Delhi remain in the mix too, which makes the final league matches feel like a rolling knockout round.

Injuries and exits bite hard

Late-season injuries have started shaping team plans. Bengaluru’s Jacob Bethell has been ruled out with a finger injury and will return to England.

For a franchise, losing an overseas player now hurts twice. You lose the player, and you lose the tactical plan built around him.

Kolkata also lost Angkrish Raghuvanshi after a collision with Varun. Reports mention concussion and a finger fracture, which ends his tournament at a cruel time.

These injuries remind us that IPL depth is not a luxury. It is insurance. Teams that survive May usually have benches ready before crisis arrives.

Chennai, the five-time champions, are already out of the playoff race. Gujarat beat them by 89 runs, with Sai Sudharsan, Shubman Gill and Jos Buttler all making half-centuries.

For Chennai supporters, this season will feel unfamiliar. The franchise has built its reputation on timing its run perfectly. This year, that rhythm never arrived.

MS Dhoni did not play this IPL season, and Suresh Raina said Dhoni had spoken about his body feeling weaker. That line will stay with fans.

Dhoni’s future remains one of Indian cricket’s emotional questions. But Chennai’s larger issue is also practical. They need to manage a generational shift without losing their identity.

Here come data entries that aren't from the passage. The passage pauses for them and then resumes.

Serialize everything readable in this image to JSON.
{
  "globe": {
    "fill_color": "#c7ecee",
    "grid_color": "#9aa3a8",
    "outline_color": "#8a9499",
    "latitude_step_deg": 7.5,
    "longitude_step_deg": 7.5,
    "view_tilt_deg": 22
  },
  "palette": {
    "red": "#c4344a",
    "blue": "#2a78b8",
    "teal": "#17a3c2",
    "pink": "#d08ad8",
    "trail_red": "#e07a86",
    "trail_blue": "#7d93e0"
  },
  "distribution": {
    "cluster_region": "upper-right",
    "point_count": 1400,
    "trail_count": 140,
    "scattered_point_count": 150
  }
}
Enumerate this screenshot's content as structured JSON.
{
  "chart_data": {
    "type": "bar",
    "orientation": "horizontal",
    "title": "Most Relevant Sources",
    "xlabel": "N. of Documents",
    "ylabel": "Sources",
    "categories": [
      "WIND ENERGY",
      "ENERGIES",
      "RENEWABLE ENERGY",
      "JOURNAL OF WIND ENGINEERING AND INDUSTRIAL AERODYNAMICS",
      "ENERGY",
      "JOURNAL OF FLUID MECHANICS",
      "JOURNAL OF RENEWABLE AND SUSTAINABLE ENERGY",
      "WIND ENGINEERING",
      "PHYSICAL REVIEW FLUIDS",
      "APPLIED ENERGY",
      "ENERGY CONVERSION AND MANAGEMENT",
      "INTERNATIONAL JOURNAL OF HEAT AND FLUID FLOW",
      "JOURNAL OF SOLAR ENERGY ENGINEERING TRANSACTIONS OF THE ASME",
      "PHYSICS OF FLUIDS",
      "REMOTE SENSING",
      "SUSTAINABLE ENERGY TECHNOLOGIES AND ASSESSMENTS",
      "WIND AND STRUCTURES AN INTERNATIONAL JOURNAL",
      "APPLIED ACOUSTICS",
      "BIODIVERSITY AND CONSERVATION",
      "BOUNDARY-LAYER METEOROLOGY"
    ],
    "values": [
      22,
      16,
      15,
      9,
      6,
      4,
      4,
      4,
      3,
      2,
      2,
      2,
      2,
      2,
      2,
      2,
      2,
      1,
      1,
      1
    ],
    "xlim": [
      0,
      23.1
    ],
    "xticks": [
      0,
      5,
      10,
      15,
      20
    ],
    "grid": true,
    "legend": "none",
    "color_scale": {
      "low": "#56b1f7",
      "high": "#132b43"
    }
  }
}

Bigger business of cricket

There is also the money story, which never sits far from the IPL table. A recent valuation put Kolkata as the most valuable franchise at Rs 19,200 crore.

Virat Kohli reportedly remains the highest-earning player in IPL history. Rohit Sharma and Dhoni follow him on that list.

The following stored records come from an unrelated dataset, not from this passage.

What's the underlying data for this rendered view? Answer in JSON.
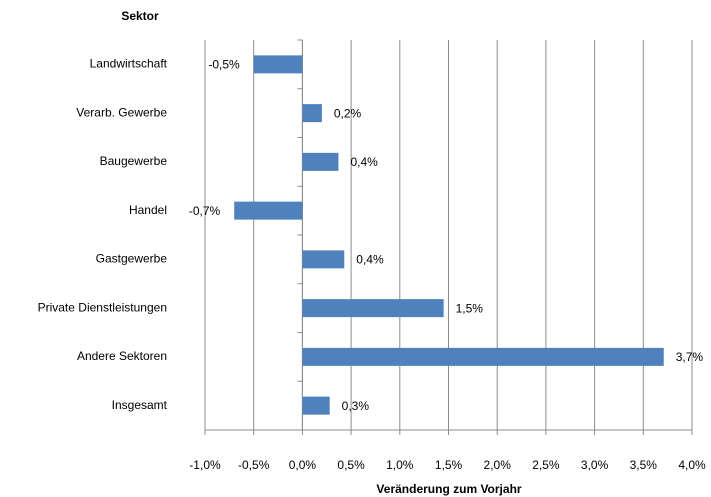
{
  "chart_data": {
    "type": "barh",
    "y_axis_label": "Sektor",
    "x_axis_label": "Veränderung zum Vorjahr",
    "categories": [
      "Landwirtschaft",
      "Verarb. Gewerbe",
      "Baugewerbe",
      "Handel",
      "Gastgewerbe",
      "Private Dienstleistungen",
      "Andere Sektoren",
      "Insgesamt"
    ],
    "values": [
      -0.5,
      0.2,
      0.37,
      -0.7,
      0.43,
      1.45,
      3.71,
      0.28
    ],
    "value_labels": [
      "-0,5%",
      "0,2%",
      "0,4%",
      "-0,7%",
      "0,4%",
      "1,5%",
      "3,7%",
      "0,3%"
    ],
    "color": "#4f81bd",
    "xlim": [
      -1.0,
      4.0
    ],
    "xticks": [
      {
        "value": -1.0,
        "label": "-1,0%"
      },
      {
        "value": -0.5,
        "label": "-0,5%"
      },
      {
        "value": 0,
        "label": "0,0%"
      },
      {
        "value": 0.5,
        "label": "0,5%"
      },
      {
        "value": 1.0,
        "label": "1,0%"
      },
      {
        "value": 1.5,
        "label": "1,5%"
      },
      {
        "value": 2.0,
        "label": "2,0%"
      },
      {
        "value": 2.5,
        "label": "2,5%"
      },
      {
        "value": 3.0,
        "label": "3,0%"
      },
      {
        "value": 3.5,
        "label": "3,5%"
      },
      {
        "value": 4.0,
        "label": "4,0%"
      }
    ],
    "grid": true
  }
}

These figures explain why late-season matches carry pressure beyond sport. Sponsors, broadcasters, franchise owners, and digital platforms all ride on playoff visibility.

A playoff spot gives a franchise more screen time. More screen time means more brand value. More brand value improves the next commercial cycle.

That is why Punjab’s win matters beyond one result. It keeps their season commercially alive too, not just competitively alive.

There is even talk about Bihar having its own IPL team, with Vedanta Group chairman Anil Agarwal backing the idea. Bihar’s leadership has responded positively.

That demand reflects a larger truth. The IPL is no longer just a cricket tournament for metro cities. It is a national business machine.

For a young fan in Patna, Ranchi, Indore or Guwahati, local identity matters. A franchise can become a symbol of pride and opportunity.

The next few matches will decide who reaches the playoffs. But they will also show which teams handle pressure like adults, not just entertainers.

For ordinary fans, IPL 2026 is entering its best phase. The table is tight, reputations are moving, and every over now carries consequences. That is when this league becomes more than noise. It becomes a mirror of Indian cricket’s ambition, impatience, and endless appetite for the next big story.